At present, development costs associated with, say, the Criminal Records Bureau are not set against the costs levied from individuals applying for a criminal record check. Are we to infer that the process is being changed and that in future we can expect all development costs to be levied from the charge imposed on applicants? That could have considerable implications for organisations that must apply for checks in order to continue to operate.
In Committee, the Minister said that it was his intention that the numbers monitored by the Bill should be expanded in future. He made it clear in reply to my intervention a few moments ago that that would not necessarily be only as a result of changes in technology, but that it could happen for other reasons. Can he reassure the House that the number of people being monitored will not increase purely to increase the revenue stream available to the Secretary of State to offset some of the rather high cost of implementing such an extensive Bill?
In answer to a parliamentary question, we learned that the average unit processing cost for the CRB was £26.10 in 2005-06. As we heard today, the cost of an advance disclosure is £34, which is due to rise to £36. There is quite a significant gap between those two figures. The House will be interested to know that the majority of requests made to the CRB are for advance disclosure checks at the higher cost of £34, soon to be £36.
The Minister said that the programme needed to pay for itself, but it is clear that it is currently more than paying for itself: a surplus is being generated as a result of the charging levels. What is that money is being used for? Does he intend to continue with that higher level of charge and, if so, will he give us a rough idea of what the unit costs will be for the new vetting and monitoring processes, and what the actual cost will be? Given the burdens that this will place on many employers, that will be of great interest.
In respect of voluntary and charitable organisations, I would appreciate it if the Minister could give us further assurances that there will continue to be no charges for checks on volunteers. I am sure that he will be able to do that, but it is still worth stressing that point.
Amendment No. 6 addresses the IBBs ability to borrow money. As we covered that in Committee, I am pleased that it was decided that we could revisit it on Report. The amendment has been tabled only in the spirit of ensuring that there is transparency and sound financial management within the IBB. Although we have received assurances from the Minister that the provision that the amendment addresses is a standard provision that will be used rarely, it gives the IBB extensive powers, which the House should be aware of.

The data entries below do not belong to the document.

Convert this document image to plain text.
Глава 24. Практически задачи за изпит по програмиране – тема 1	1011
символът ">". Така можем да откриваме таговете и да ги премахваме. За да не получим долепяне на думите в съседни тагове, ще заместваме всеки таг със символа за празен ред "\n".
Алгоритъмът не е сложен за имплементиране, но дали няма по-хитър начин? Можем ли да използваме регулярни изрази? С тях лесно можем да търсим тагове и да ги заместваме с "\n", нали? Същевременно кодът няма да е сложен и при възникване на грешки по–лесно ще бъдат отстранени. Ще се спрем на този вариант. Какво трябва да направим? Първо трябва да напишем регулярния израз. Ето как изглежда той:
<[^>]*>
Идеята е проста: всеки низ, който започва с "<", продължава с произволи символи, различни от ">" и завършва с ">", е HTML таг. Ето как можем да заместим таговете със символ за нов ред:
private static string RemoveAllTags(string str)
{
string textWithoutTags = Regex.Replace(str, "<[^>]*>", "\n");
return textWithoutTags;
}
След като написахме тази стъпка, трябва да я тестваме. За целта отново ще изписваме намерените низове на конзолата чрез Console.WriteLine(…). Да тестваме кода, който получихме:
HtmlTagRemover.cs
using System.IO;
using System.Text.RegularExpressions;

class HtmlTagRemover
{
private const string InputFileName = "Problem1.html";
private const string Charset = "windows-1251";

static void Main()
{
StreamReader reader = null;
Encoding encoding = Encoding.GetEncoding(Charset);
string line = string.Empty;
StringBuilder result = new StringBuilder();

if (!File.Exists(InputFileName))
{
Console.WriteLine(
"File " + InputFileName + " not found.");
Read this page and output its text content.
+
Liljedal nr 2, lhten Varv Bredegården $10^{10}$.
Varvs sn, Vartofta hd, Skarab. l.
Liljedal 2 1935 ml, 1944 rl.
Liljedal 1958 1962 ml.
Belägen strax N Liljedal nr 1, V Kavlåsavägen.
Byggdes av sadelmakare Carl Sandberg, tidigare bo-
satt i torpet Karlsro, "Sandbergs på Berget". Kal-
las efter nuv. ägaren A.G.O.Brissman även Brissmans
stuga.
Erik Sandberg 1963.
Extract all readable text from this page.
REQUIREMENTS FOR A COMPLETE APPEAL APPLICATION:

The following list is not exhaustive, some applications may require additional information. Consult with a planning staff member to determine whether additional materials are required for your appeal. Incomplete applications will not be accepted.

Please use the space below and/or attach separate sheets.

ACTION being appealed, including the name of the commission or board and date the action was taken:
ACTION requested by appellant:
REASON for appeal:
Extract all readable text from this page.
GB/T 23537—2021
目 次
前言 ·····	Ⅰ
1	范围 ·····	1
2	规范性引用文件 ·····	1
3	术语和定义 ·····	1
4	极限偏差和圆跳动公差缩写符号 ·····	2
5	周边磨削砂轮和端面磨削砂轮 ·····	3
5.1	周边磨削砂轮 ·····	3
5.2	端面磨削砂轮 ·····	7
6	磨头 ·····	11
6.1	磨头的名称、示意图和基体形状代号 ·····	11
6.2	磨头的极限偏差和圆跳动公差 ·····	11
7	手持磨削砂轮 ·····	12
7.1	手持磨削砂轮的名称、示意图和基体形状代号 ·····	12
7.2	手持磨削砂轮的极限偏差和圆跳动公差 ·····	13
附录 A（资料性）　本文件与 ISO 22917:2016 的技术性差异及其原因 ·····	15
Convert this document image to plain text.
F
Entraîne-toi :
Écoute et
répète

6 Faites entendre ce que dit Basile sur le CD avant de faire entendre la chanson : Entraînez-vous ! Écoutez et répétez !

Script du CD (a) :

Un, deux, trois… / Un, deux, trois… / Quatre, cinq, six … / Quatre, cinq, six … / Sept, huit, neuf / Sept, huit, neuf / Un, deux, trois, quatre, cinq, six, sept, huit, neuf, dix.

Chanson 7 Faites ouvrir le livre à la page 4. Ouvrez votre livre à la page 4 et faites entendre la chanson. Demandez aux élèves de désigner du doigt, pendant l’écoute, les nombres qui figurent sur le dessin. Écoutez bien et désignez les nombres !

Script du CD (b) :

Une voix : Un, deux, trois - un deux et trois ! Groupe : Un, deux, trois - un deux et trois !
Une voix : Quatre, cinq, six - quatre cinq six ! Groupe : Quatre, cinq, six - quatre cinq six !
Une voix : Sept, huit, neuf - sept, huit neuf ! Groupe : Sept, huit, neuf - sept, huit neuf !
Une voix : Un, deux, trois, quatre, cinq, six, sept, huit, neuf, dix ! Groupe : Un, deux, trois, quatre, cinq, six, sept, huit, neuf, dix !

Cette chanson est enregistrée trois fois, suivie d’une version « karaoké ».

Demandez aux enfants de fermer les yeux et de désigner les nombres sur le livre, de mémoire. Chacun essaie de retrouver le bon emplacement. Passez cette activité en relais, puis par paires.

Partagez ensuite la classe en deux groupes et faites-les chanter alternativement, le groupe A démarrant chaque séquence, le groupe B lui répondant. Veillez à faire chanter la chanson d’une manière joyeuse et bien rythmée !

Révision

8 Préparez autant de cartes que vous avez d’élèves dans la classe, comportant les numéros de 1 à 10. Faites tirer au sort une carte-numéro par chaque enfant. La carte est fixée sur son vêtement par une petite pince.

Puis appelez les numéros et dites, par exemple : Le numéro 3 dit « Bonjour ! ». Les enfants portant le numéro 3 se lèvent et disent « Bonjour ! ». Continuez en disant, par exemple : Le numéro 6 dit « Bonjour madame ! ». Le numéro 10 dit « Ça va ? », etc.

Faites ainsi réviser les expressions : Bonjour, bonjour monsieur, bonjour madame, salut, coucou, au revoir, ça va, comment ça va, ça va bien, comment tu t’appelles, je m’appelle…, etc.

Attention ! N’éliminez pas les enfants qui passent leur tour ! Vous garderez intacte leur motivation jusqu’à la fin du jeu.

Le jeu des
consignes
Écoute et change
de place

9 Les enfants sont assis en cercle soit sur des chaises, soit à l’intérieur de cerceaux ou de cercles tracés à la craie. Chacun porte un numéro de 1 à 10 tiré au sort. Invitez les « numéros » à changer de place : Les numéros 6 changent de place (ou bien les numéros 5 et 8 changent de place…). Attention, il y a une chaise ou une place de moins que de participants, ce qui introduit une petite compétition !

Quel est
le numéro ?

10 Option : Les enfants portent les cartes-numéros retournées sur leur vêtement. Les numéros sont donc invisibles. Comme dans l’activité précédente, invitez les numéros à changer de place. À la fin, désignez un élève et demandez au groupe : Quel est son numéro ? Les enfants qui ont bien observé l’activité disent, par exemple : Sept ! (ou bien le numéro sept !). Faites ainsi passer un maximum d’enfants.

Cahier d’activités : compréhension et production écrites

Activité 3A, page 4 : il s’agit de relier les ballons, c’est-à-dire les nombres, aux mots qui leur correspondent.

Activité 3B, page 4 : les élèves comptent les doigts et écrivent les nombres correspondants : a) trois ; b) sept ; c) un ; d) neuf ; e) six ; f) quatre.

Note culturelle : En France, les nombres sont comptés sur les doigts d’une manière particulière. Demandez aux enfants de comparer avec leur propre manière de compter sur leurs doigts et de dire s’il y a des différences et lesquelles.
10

I would also like some clarification on the position of the Treasury in respect of this provision. From reading the reports on this area, it is my understanding that the Treasury will need to know that this provision will be used before it is agreed that it can be included in the Bill. Although the Minister assured us in Committee that it will be used rarely, some discussions must have gone on with the Treasury to reassure it that it is a required provision, and I ask him to share those discussions with us.